Let's say I have a domain named example.com.
The subdomains on that work, however I cannot attach example.com to an IP Address of its own.

wifi    IN    A   1.1.1.1     ; -Works (wifi.example.com)
router  IN    A   1.1.1.2     ; -Works (router.example.com)
@       IN    A   1.1.1.3     ; - Doesn't Work (example.com)

named-checkconf and named-checkzone both return nothing. I am rather new at BIND so instead of trouble shooting my zone file. Can you simply provide the instructions for achieving my above question?

Best Answer

To add an address record (A/AAAA) like in your example, regardless if it's at the zone apex or at some other level, you simply need to specify the desired owner name.

An example that doesn't rely on any "tricks":

example.com. IN A 192.0.2.7

What you did is also a potentially working way of doing it but the value of @ is very much context sensitive.
@ expands to the the current origin (can be changed using the $ORIGIN directive).
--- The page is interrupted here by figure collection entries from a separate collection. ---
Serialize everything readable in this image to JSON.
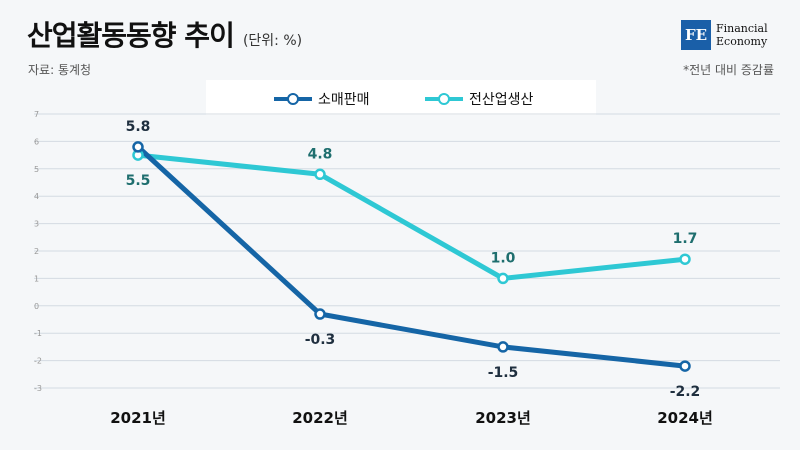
{
  "header": {
    "title": "산업활동동향 추이",
    "unit": "(단위: %)",
    "source": "자료: 통계청",
    "note": "*전년 대비 증감률"
  },
  "logo": {
    "mark": "FE",
    "line1": "Financial",
    "line2": "Economy"
  },
  "colors": {
    "retail": "#1565a6",
    "production": "#2ec8d4"
  },
  "chart_data": {
    "type": "line",
    "categories": [
      "2021년",
      "2022년",
      "2023년",
      "2024년"
    ],
    "series": [
      {
        "name": "소매판매",
        "values": [
          5.8,
          -0.3,
          -1.5,
          -2.2
        ],
        "labels": [
          "5.8",
          "-0.3",
          "-1.5",
          "-2.2"
        ]
      },
      {
        "name": "전산업생산",
        "values": [
          5.5,
          4.8,
          1.0,
          1.7
        ],
        "labels": [
          "5.5",
          "4.8",
          "1.0",
          "1.7"
        ]
      }
    ],
    "ylim": [
      -3,
      7
    ],
    "yticks": [
      -3,
      -2,
      -1,
      0,
      1,
      2,
      3,
      4,
      5,
      6,
      7
    ],
    "ytick_labels": [
      "-3",
      "-2",
      "-1",
      "0",
      "1",
      "2",
      "3",
      "4",
      "5",
      "6",
      "7"
    ],
    "grid": true,
    "legend": "top"
  }
}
At a point in the zone file where there have been no $ORIGIN directives the origin is the zone name (example.com. in your example).
If there are $ORIGIN directives you'll have to keep track of what the current origin is to know what @ actually means. (Where you add your line will affect its meaning.)

The same also applies for relative names (which you used for the other records in your example), these are also relative to the current origin.

Eg

wifi.example.com. IN A 192.0.2.8

is using an absolute name and is not context sensitive

while

wifi IN A 192.0.2.8

is context sensitive and will expand to wifi with whatever the current origin is appended to it, with pretty much identical implications as the use of @.

You having different success with eg wifi and @ could be explained by you adding these lines in different positions in a zone file that has $ORIGIN directives.

named-checkconf -zj/named-checkzone not showing any errors supports this theory as it's not an actual error, it's just that you have added the record in a different place than you intended, eg at foo.example.com. instead of at example.com..

To see the actual zone data fully spelled out for you, you may want to format it into its fully expanded form, you can easily get this using eg dig @localhost example.com AXFR (if you allow yourself to AXFR) or named-compilezone -f text -F text -s full -j -o - example.com db.example.com (if you have the file available).